A rich vocabulary is the soil in which the mind grows. To exile a mind into an arid specialized vocabulary incapable of self-reflection is cruel. Philosophy, psychology and poetry are the nutrients a mind needs to flourish. To withhold nourishment from a mind capable of assimilating it is cruel.

Just as cattle are herded heedlessly to their deaths so we can have our beef, young minds are herded into graduate schools where they suffer a slow, painful intellectual disfigurement so we can have magnetic resonance imaging machines and cellular phones. And just as the gleaming metal corral leads the cattle happily along to death, scholarships and stock options led me happily along to my intellectual disfigurement.

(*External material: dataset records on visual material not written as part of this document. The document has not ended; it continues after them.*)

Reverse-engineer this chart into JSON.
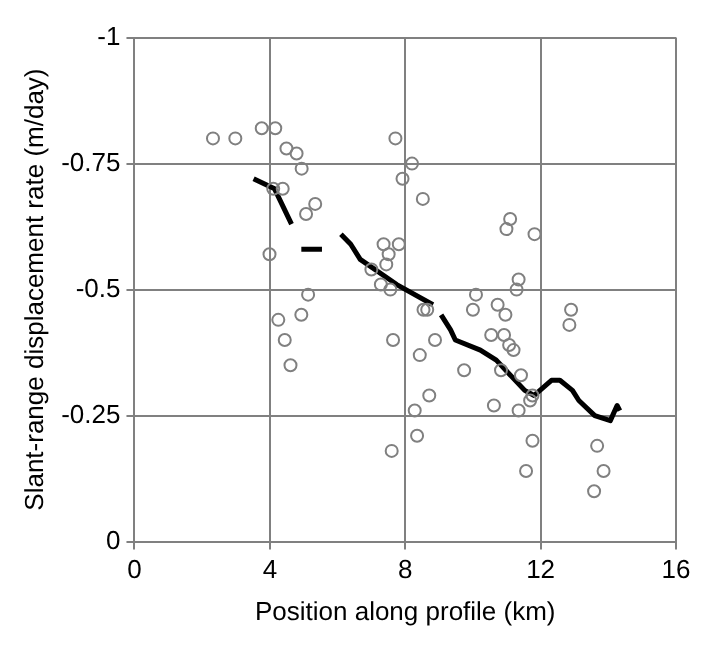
{
  "chart_data": {
    "type": "scatter",
    "xlabel": "Position along profile (km)",
    "ylabel": "Slant-range displacement rate (m/day)",
    "xlim": [
      0,
      16
    ],
    "xticks": [
      0,
      4,
      8,
      12,
      16
    ],
    "ylim": [
      0,
      -1
    ],
    "yticks": [
      0,
      -0.25,
      -0.5,
      -0.75,
      -1
    ],
    "grid": true,
    "legend": false,
    "series": [
      {
        "type": "scatter",
        "marker": "circle",
        "color": "#808080",
        "x": [
          2.32,
          2.98,
          3.76,
          4.16,
          4.49,
          4.79,
          4.94,
          4.1,
          4.38,
          5.07,
          5.34,
          3.99,
          5.13,
          4.25,
          4.93,
          4.44,
          4.61,
          7.71,
          7.92,
          7.36,
          7.81,
          7.51,
          7.44,
          7.0,
          7.28,
          7.56,
          7.64,
          7.6,
          8.2,
          8.52,
          8.54,
          8.65,
          8.43,
          8.88,
          8.71,
          8.28,
          8.35,
          9.74,
          10.09,
          10.0,
          10.73,
          10.96,
          10.54,
          10.92,
          11.07,
          11.2,
          10.83,
          11.42,
          11.1,
          10.99,
          11.82,
          11.35,
          11.29,
          10.62,
          11.35,
          11.69,
          11.76,
          11.76,
          11.57,
          12.9,
          12.85,
          13.67,
          13.86,
          13.58
        ],
        "values": [
          -0.8,
          -0.8,
          -0.82,
          -0.82,
          -0.78,
          -0.77,
          -0.74,
          -0.7,
          -0.7,
          -0.65,
          -0.67,
          -0.57,
          -0.49,
          -0.44,
          -0.45,
          -0.4,
          -0.35,
          -0.8,
          -0.72,
          -0.59,
          -0.59,
          -0.57,
          -0.55,
          -0.54,
          -0.51,
          -0.5,
          -0.4,
          -0.18,
          -0.75,
          -0.68,
          -0.46,
          -0.46,
          -0.37,
          -0.4,
          -0.29,
          -0.26,
          -0.21,
          -0.34,
          -0.49,
          -0.46,
          -0.47,
          -0.45,
          -0.41,
          -0.41,
          -0.39,
          -0.38,
          -0.34,
          -0.33,
          -0.64,
          -0.62,
          -0.61,
          -0.52,
          -0.5,
          -0.27,
          -0.26,
          -0.28,
          -0.29,
          -0.2,
          -0.14,
          -0.46,
          -0.43,
          -0.19,
          -0.14,
          -0.1
        ]
      },
      {
        "type": "line",
        "marker": "none",
        "line_style": "solid",
        "color": "#000000",
        "x": [
          3.52,
          4.14,
          4.64,
          4.8,
          4.93,
          5.54,
          5.8,
          6.1,
          6.39,
          6.67,
          7.75,
          8.82,
          8.94,
          9.06,
          9.34,
          9.48,
          10.22,
          10.69,
          11.53,
          11.81,
          12.32,
          12.57,
          12.94,
          13.13,
          13.6,
          14.06,
          14.26,
          14.34
        ],
        "values": [
          -0.72,
          -0.7,
          -0.63,
          null,
          -0.58,
          -0.58,
          null,
          -0.61,
          -0.59,
          -0.56,
          -0.51,
          -0.47,
          null,
          -0.45,
          -0.42,
          -0.4,
          -0.38,
          -0.36,
          -0.3,
          -0.29,
          -0.32,
          -0.32,
          -0.3,
          -0.28,
          -0.25,
          -0.24,
          -0.27,
          -0.26
        ]
      }
    ]
  }
}
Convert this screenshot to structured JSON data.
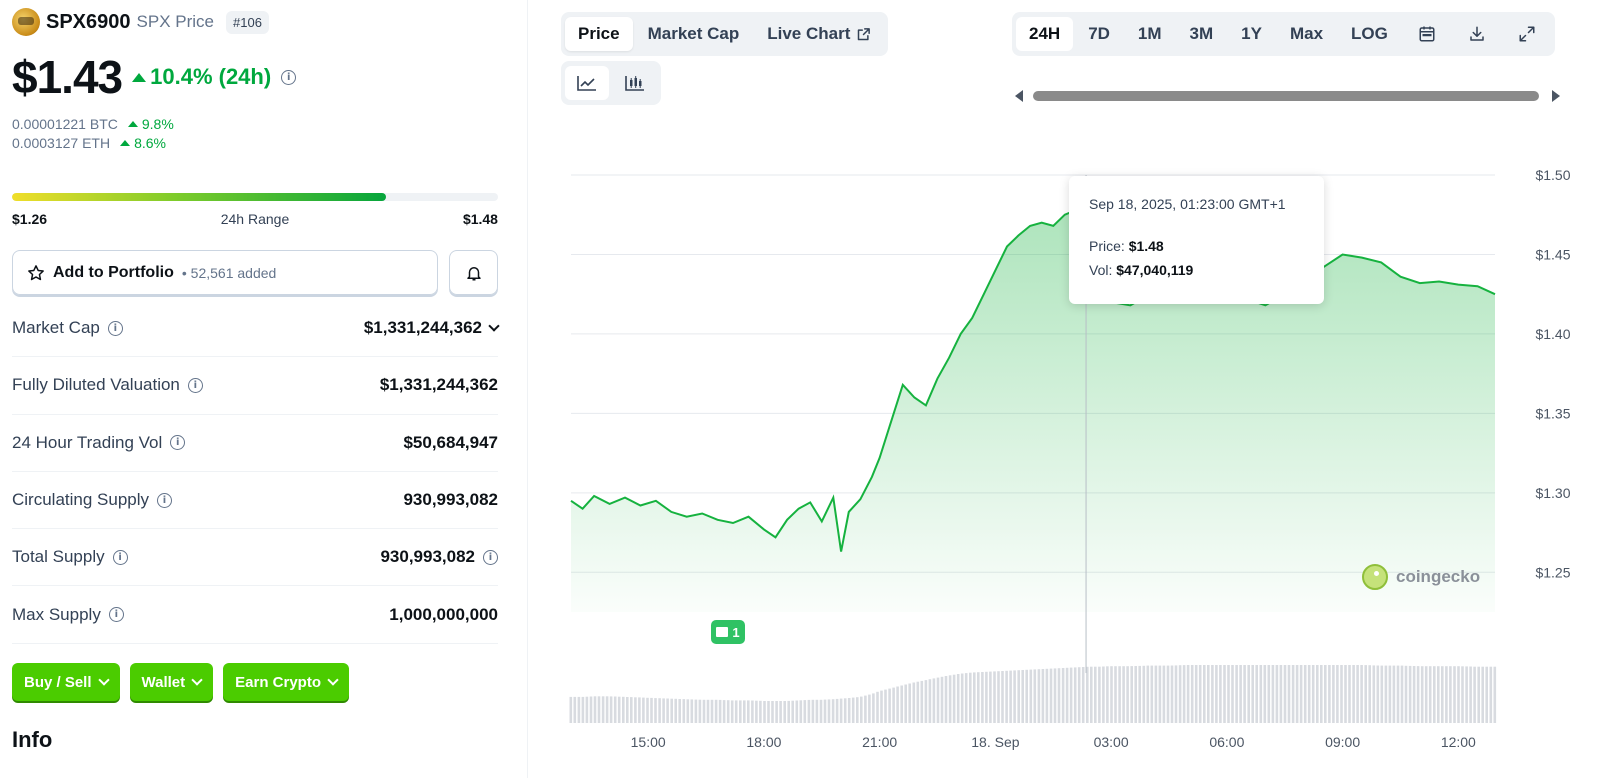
{
  "coin": {
    "name": "SPX6900",
    "subtitle": "SPX Price",
    "rank": "#106",
    "price": "$1.43",
    "change_24h": "10.4% (24h)",
    "btc_price": "0.00001221 BTC",
    "btc_change": "9.8%",
    "eth_price": "0.0003127 ETH",
    "eth_change": "8.6%"
  },
  "range": {
    "low": "$1.26",
    "label": "24h Range",
    "high": "$1.48",
    "fill_fraction": 0.77
  },
  "portfolio": {
    "label": "Add to Portfolio",
    "added": "52,561 added"
  },
  "stats": [
    {
      "label": "Market Cap",
      "value": "$1,331,244,362"
    },
    {
      "label": "Fully Diluted Valuation",
      "value": "$1,331,244,362"
    },
    {
      "label": "24 Hour Trading Vol",
      "value": "$50,684,947"
    },
    {
      "label": "Circulating Supply",
      "value": "930,993,082"
    },
    {
      "label": "Total Supply",
      "value": "930,993,082"
    },
    {
      "label": "Max Supply",
      "value": "1,000,000,000"
    }
  ],
  "actions": {
    "buy_sell": "Buy / Sell",
    "wallet": "Wallet",
    "earn": "Earn Crypto"
  },
  "info_heading": "Info",
  "chart_tabs": [
    "Price",
    "Market Cap",
    "Live Chart"
  ],
  "time_ranges": [
    "24H",
    "7D",
    "1M",
    "3M",
    "1Y",
    "Max",
    "LOG"
  ],
  "tooltip": {
    "date": "Sep 18, 2025, 01:23:00 GMT+1",
    "price_label": "Price:",
    "price_value": "$1.48",
    "vol_label": "Vol:",
    "vol_value": "$47,040,119"
  },
  "news_count": "1",
  "watermark": "coingecko",
  "colors": {
    "up_green": "#00a83e",
    "line_green": "#16b23f",
    "button_green": "#4bcc00"
  },
  "chart_data": {
    "type": "area",
    "y_ticks": [
      "$1.50",
      "$1.45",
      "$1.40",
      "$1.35",
      "$1.30",
      "$1.25"
    ],
    "x_ticks": [
      "15:00",
      "18:00",
      "21:00",
      "18. Sep",
      "03:00",
      "06:00",
      "09:00",
      "12:00"
    ],
    "ylim": [
      1.225,
      1.5
    ],
    "x_range_hours": [
      13.0,
      36.95
    ],
    "x": [
      13.0,
      13.3,
      13.6,
      14.0,
      14.4,
      14.8,
      15.2,
      15.6,
      16.0,
      16.4,
      16.8,
      17.2,
      17.6,
      18.0,
      18.3,
      18.6,
      18.9,
      19.2,
      19.5,
      19.8,
      20.0,
      20.2,
      20.5,
      20.8,
      21.0,
      21.3,
      21.6,
      21.9,
      22.2,
      22.5,
      22.8,
      23.1,
      23.4,
      23.7,
      24.0,
      24.3,
      24.6,
      24.9,
      25.2,
      25.5,
      25.8,
      26.1,
      26.4,
      26.7,
      27.0,
      27.5,
      28.0,
      28.5,
      29.0,
      29.5,
      30.0,
      30.5,
      31.0,
      31.5,
      32.0,
      32.5,
      33.0,
      33.5,
      34.0,
      34.5,
      35.0,
      35.5,
      36.0,
      36.5,
      36.95
    ],
    "price": [
      1.295,
      1.29,
      1.298,
      1.293,
      1.297,
      1.292,
      1.295,
      1.288,
      1.285,
      1.287,
      1.283,
      1.281,
      1.285,
      1.277,
      1.272,
      1.283,
      1.29,
      1.294,
      1.282,
      1.297,
      1.263,
      1.288,
      1.296,
      1.31,
      1.322,
      1.345,
      1.368,
      1.36,
      1.355,
      1.372,
      1.385,
      1.4,
      1.41,
      1.425,
      1.44,
      1.455,
      1.462,
      1.468,
      1.47,
      1.468,
      1.475,
      1.478,
      1.455,
      1.435,
      1.42,
      1.418,
      1.425,
      1.43,
      1.438,
      1.44,
      1.445,
      1.422,
      1.418,
      1.425,
      1.428,
      1.442,
      1.45,
      1.448,
      1.445,
      1.436,
      1.432,
      1.433,
      1.431,
      1.43,
      1.425
    ],
    "volume_relative": [
      0.45,
      0.45,
      0.46,
      0.46,
      0.45,
      0.44,
      0.43,
      0.42,
      0.41,
      0.4,
      0.4,
      0.39,
      0.39,
      0.38,
      0.38,
      0.38,
      0.39,
      0.4,
      0.4,
      0.41,
      0.42,
      0.43,
      0.45,
      0.5,
      0.55,
      0.6,
      0.65,
      0.7,
      0.74,
      0.78,
      0.82,
      0.85,
      0.87,
      0.88,
      0.89,
      0.9,
      0.91,
      0.92,
      0.93,
      0.94,
      0.95,
      0.96,
      0.97,
      0.97,
      0.98,
      0.98,
      0.99,
      0.99,
      1.0,
      1.0,
      1.0,
      1.0,
      1.0,
      1.0,
      1.0,
      1.0,
      1.0,
      1.0,
      0.99,
      0.99,
      0.98,
      0.98,
      0.98,
      0.97,
      0.97
    ],
    "crosshair_x": 26.35,
    "grid": true
  }
}
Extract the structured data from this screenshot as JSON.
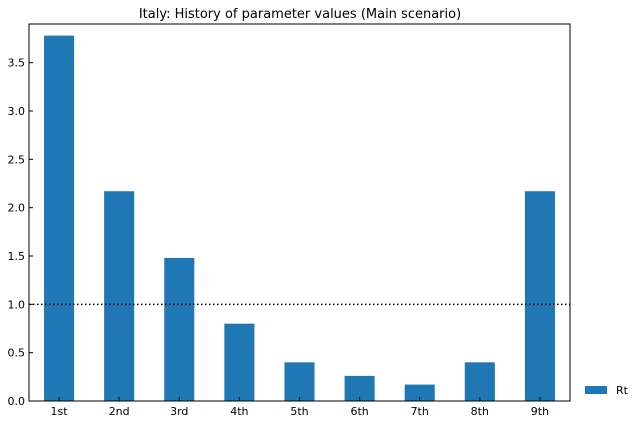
{
  "chart_data": {
    "type": "bar",
    "title": "Italy: History of parameter values (Main scenario)",
    "xlabel": "",
    "ylabel": "",
    "categories": [
      "1st",
      "2nd",
      "3rd",
      "4th",
      "5th",
      "6th",
      "7th",
      "8th",
      "9th"
    ],
    "series": [
      {
        "name": "Rt",
        "values": [
          3.78,
          2.17,
          1.48,
          0.8,
          0.4,
          0.26,
          0.17,
          0.4,
          2.17
        ],
        "color": "#1f77b4"
      }
    ],
    "ylim": [
      0,
      3.9
    ],
    "yticks": [
      0.0,
      0.5,
      1.0,
      1.5,
      2.0,
      2.5,
      3.0,
      3.5
    ],
    "ytick_labels": [
      "0.0",
      "0.5",
      "1.0",
      "1.5",
      "2.0",
      "2.5",
      "3.0",
      "3.5"
    ],
    "reference_line": {
      "y": 1.0,
      "style": "dotted",
      "color": "#000000"
    },
    "grid": false,
    "legend_position": "bottom-right-outside"
  }
}
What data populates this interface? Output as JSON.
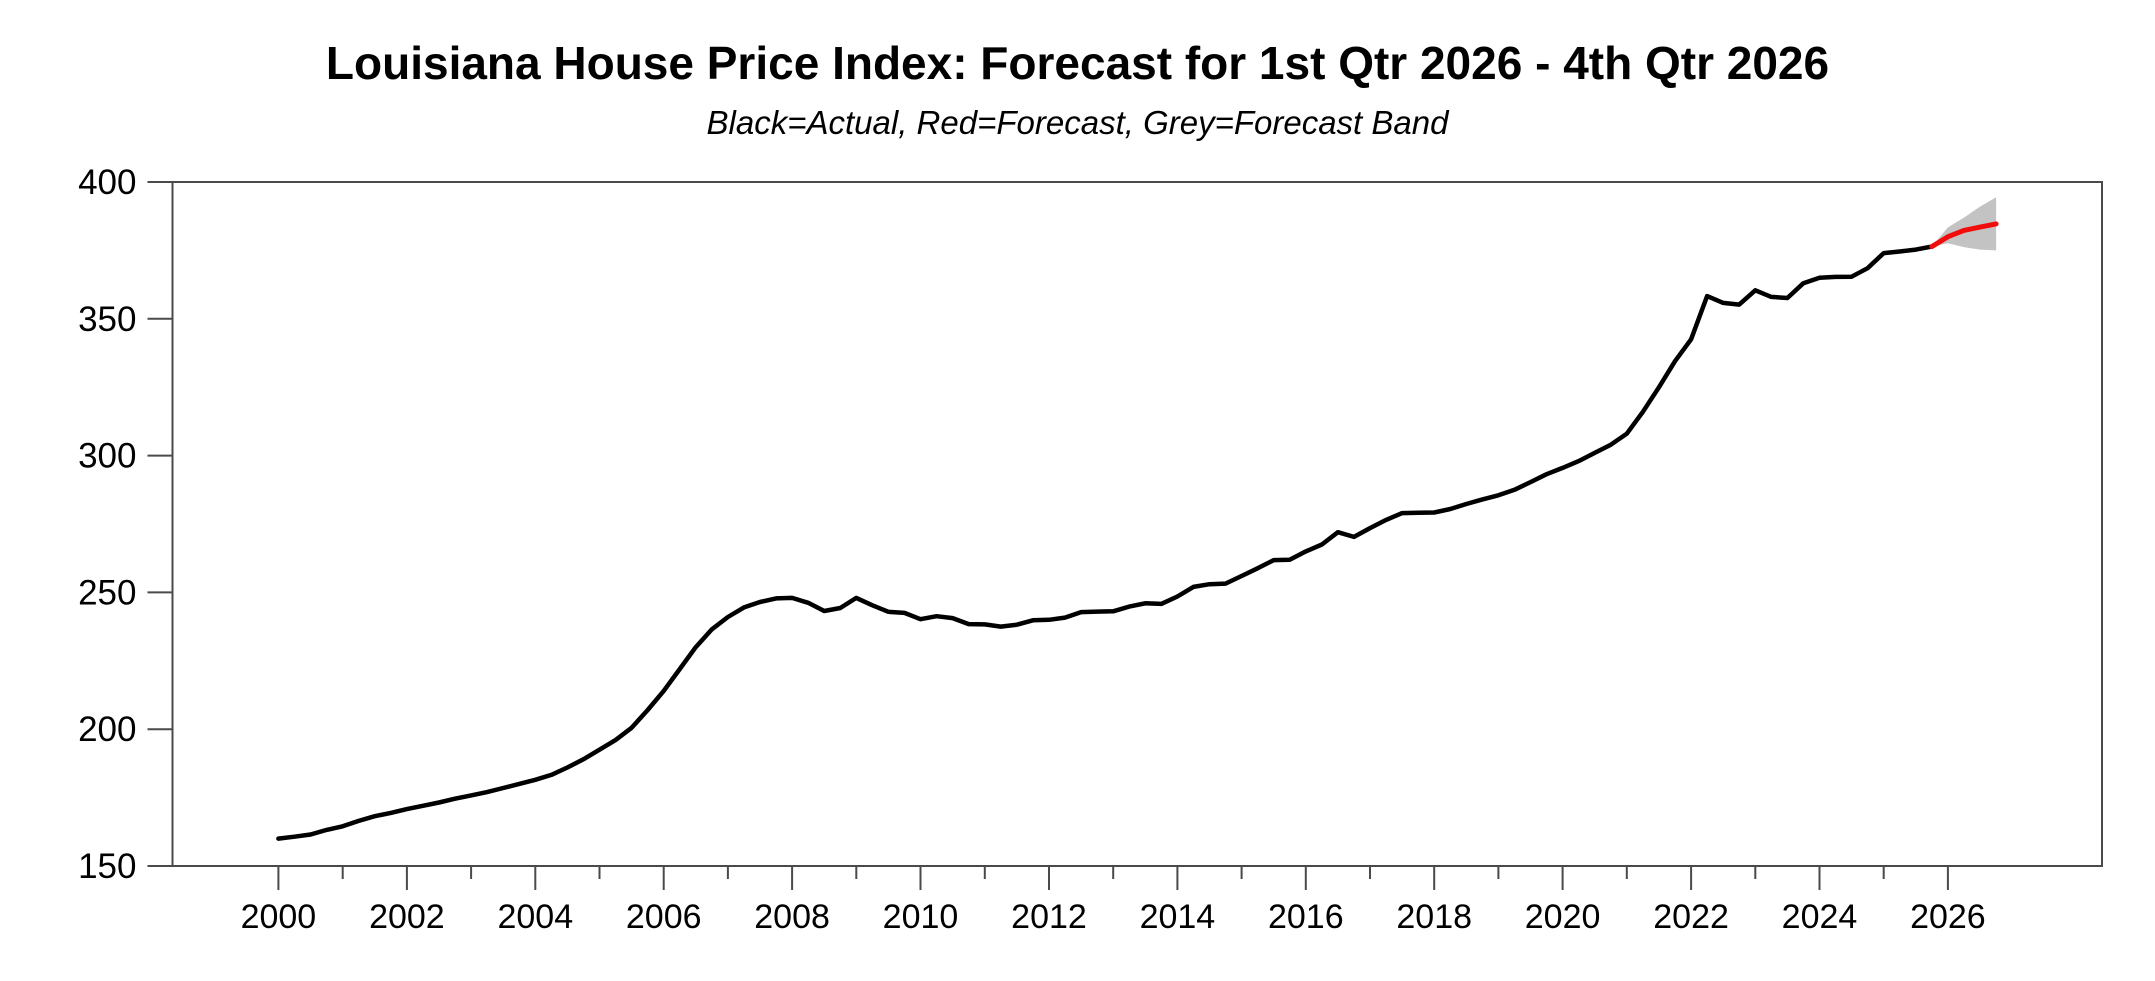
{
  "page": {
    "background": "#ffffff"
  },
  "chart_data": {
    "type": "line",
    "title": "Louisiana House Price Index: Forecast for 1st Qtr 2026 - 4th Qtr 2026",
    "subtitle": "Black=Actual, Red=Forecast, Grey=Forecast Band",
    "grid": false,
    "legend_position": "none (legend encoded in subtitle)",
    "colors": {
      "actual": "#000000",
      "forecast": "#f20d0d",
      "band": "#c3c3c3",
      "frame": "#4a4a4a",
      "label": "#000000"
    },
    "x_axis": {
      "range": [
        1998.35,
        2028.4
      ],
      "major_ticks": [
        2000,
        2002,
        2004,
        2006,
        2008,
        2010,
        2012,
        2014,
        2016,
        2018,
        2020,
        2022,
        2024,
        2026
      ],
      "tick_labels": [
        "2000",
        "2002",
        "2004",
        "2006",
        "2008",
        "2010",
        "2012",
        "2014",
        "2016",
        "2018",
        "2020",
        "2022",
        "2024",
        "2026"
      ],
      "minor_ticks": [
        2001,
        2003,
        2005,
        2007,
        2009,
        2011,
        2013,
        2015,
        2017,
        2019,
        2021,
        2023,
        2025
      ]
    },
    "y_axis": {
      "range": [
        150,
        400
      ],
      "ticks": [
        150,
        200,
        250,
        300,
        350,
        400
      ],
      "tick_labels": [
        "150",
        "200",
        "250",
        "300",
        "350",
        "400"
      ]
    },
    "series": [
      {
        "name": "Actual",
        "type": "line",
        "color": "#000000",
        "x_start": 2000.0,
        "x_step": 0.25,
        "values": [
          160.0,
          160.7,
          161.5,
          163.2,
          164.5,
          166.5,
          168.2,
          169.4,
          170.8,
          172.0,
          173.2,
          174.6,
          175.8,
          177.0,
          178.5,
          180.0,
          181.5,
          183.3,
          186.0,
          189.0,
          192.5,
          196.0,
          200.5,
          207.0,
          214.0,
          222.0,
          230.0,
          236.5,
          241.0,
          244.5,
          246.5,
          247.8,
          248.0,
          246.2,
          243.2,
          244.3,
          248.0,
          245.3,
          242.9,
          242.5,
          240.2,
          241.3,
          240.6,
          238.4,
          238.3,
          237.5,
          238.2,
          239.8,
          240.0,
          240.8,
          242.8,
          243.0,
          243.1,
          244.8,
          246.0,
          245.8,
          248.5,
          252.0,
          253.0,
          253.2,
          256.0,
          258.8,
          261.8,
          261.9,
          265.0,
          267.5,
          272.0,
          270.3,
          273.5,
          276.5,
          279.0,
          279.1,
          279.2,
          280.5,
          282.3,
          284.0,
          285.5,
          287.5,
          290.3,
          293.2,
          295.5,
          298.0,
          301.0,
          304.0,
          308.0,
          316.0,
          325.0,
          334.5,
          342.5,
          358.3,
          355.8,
          355.2,
          360.4,
          358.0,
          357.6,
          363.0,
          365.0,
          365.3,
          365.4,
          368.5,
          374.0,
          374.6,
          375.3,
          376.4
        ]
      },
      {
        "name": "Forecast",
        "type": "line",
        "color": "#f20d0d",
        "x_start": 2025.75,
        "x_step": 0.25,
        "values": [
          376.4,
          380.0,
          382.3,
          383.5,
          384.7
        ]
      },
      {
        "name": "Forecast Band",
        "type": "band",
        "color": "#c3c3c3",
        "x_start": 2025.75,
        "x_step": 0.25,
        "upper": [
          376.4,
          383.4,
          387.0,
          391.0,
          394.4
        ],
        "lower": [
          376.4,
          377.6,
          376.2,
          375.3,
          375.0
        ]
      }
    ]
  }
}
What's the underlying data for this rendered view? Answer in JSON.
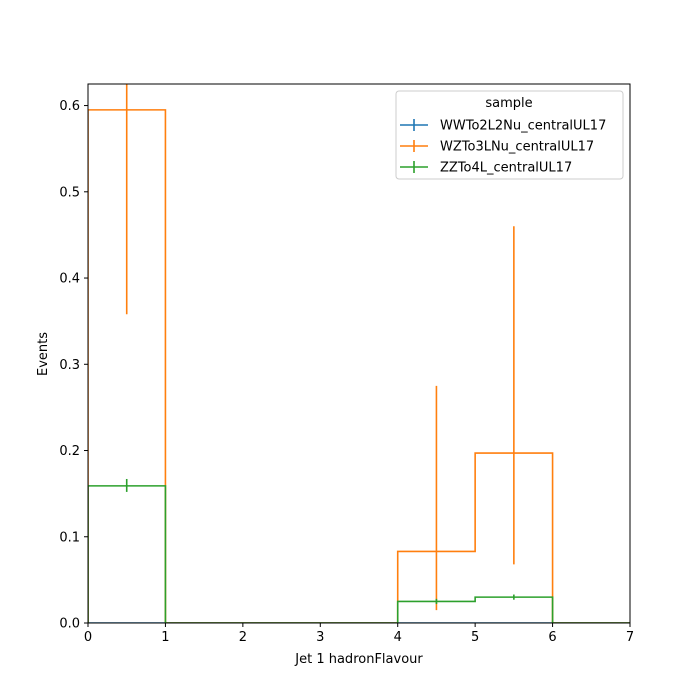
{
  "chart_data": {
    "type": "step-histogram",
    "xlabel": "Jet 1 hadronFlavour",
    "ylabel": "Events",
    "xlim": [
      0,
      7
    ],
    "ylim": [
      0,
      0.625
    ],
    "xticks": [
      0,
      1,
      2,
      3,
      4,
      5,
      6,
      7
    ],
    "yticks": [
      0.0,
      0.1,
      0.2,
      0.3,
      0.4,
      0.5,
      0.6
    ],
    "ytick_labels": [
      "0.0",
      "0.1",
      "0.2",
      "0.3",
      "0.4",
      "0.5",
      "0.6"
    ],
    "bin_edges": [
      0,
      1,
      2,
      3,
      4,
      5,
      6,
      7
    ],
    "grid": false,
    "legend": {
      "title": "sample",
      "placement": "top-right"
    },
    "series": [
      {
        "name": "WWTo2L2Nu_centralUL17",
        "color": "#1f77b4",
        "values": [
          0,
          0,
          0,
          0,
          0,
          0,
          0
        ],
        "errors": []
      },
      {
        "name": "WZTo3LNu_centralUL17",
        "color": "#ff7f0e",
        "values": [
          0.595,
          0,
          0,
          0,
          0.083,
          0.197,
          0
        ],
        "errors": [
          {
            "x": 0.5,
            "low": 0.358,
            "high": 0.66
          },
          {
            "x": 4.5,
            "low": 0.015,
            "high": 0.275
          },
          {
            "x": 5.5,
            "low": 0.068,
            "high": 0.46
          }
        ]
      },
      {
        "name": "ZZTo4L_centralUL17",
        "color": "#2ca02c",
        "values": [
          0.159,
          0,
          0,
          0,
          0.025,
          0.03,
          0
        ],
        "errors": [
          {
            "x": 0.5,
            "low": 0.152,
            "high": 0.167
          },
          {
            "x": 4.5,
            "low": 0.022,
            "high": 0.028
          },
          {
            "x": 5.5,
            "low": 0.027,
            "high": 0.033
          }
        ]
      }
    ]
  }
}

Occasionally one of the cows figures out where the corral leads. But, lacking the vocabulary to describe the slaughterhouse, she can’t incite a riot. When our leaders have their way, when technical education entirely supplants the humanities, humans will lose the vocabulary we need to tell one another about the intellectual slaughterhouse we’re all being led to. Or, even if the humanities aren't completely eliminated, they may end up being lobotomized with their own technical vocabulary, so they too lose the capacity for intellectual self-examination and self-expression.

If democratic sentiment inspires us to give every human mind an aristocratic education that treats it as an end in itself, it is admirable. If democratic sentiment inspires us to abandon aristocratic education because it is “impractical” to give to everyone, and therefore must be given to no one, it is contemptible. Can we treat every human mind as an end in itself rather than a sacrificial cow to be disfigured for the greater good? I don’t know. But I know I will not sacrifice myself. I know I will not lead anyone else to sacrifice. What is practical depends, after all, on what one wants to practice.